Will Housing & Economy Recover In 2019?

It’s not just consumer sentiment that declined in early January. Fund managers also became very bearish. The stock market, a leading indicator, began pricing in the risk of a recession in late 2018. However, as it is with all recessions, we only become aware of them in hindsight. It would be easier to say for certain a recession didn’t start in late 2018 if we had the economic data that has been delayed because of the government shutdown, but there’s still enough information to say it’s highly unlikely. For example, the December industrial production report was strong. In the week of January 12th, jobless claims were 213,000 which is only 11,000 above the cycle trough. That’s nowhere close to a recessionary reading.

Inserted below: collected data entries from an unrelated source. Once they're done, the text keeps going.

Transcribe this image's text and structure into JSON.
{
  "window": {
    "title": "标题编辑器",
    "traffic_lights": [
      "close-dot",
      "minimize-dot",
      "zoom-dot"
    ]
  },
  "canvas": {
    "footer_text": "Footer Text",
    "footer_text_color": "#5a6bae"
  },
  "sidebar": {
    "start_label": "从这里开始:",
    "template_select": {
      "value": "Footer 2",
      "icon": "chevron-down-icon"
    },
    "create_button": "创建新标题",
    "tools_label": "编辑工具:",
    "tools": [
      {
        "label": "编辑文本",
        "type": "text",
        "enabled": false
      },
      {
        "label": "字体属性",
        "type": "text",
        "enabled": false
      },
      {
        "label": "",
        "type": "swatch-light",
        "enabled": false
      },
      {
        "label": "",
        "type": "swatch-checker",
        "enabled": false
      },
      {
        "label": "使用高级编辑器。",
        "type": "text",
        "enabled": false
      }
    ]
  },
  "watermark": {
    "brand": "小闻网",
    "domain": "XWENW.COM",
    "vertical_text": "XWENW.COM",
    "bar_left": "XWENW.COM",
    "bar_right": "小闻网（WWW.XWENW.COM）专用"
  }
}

In a previous article, we used the low forward PE multiple, which quickly increased in January, to show a recession was expected for a short time. Now we have the survey below which shows fund managers were very pessimistic in early January.

Source: Merrill Lynch

60% of fund managers expected profits and growth to slow in the next year. That’s worse than the trough in 2001 when there was a recession. It’s the worst reading since July 2008 which means it’s worse than the prior 2 slowdowns.

Inflection Point Of What Type?

The fund manager survey below shows the percentage saying they expect a steeper yield curve and the percentage saying they expect a stronger economy.

Source: Merrill Lynch

The percentage expecting a steeper yield curve has started to increase. Either this is another example of investors expecting a stronger economy like in 2017 or this is the end of the cycle where the curve inverts and then there is a recession as the curve steepens. The 10 year yield minus the 2 year yield never inverted last fall. The smallest closing difference between the two yields was 11 basis points in early December. There was an intraday low that got to 9 basis points, but the curve still didn’t invert. Some say it doesn’t need to invert for there to be a recession as we reviewed previously.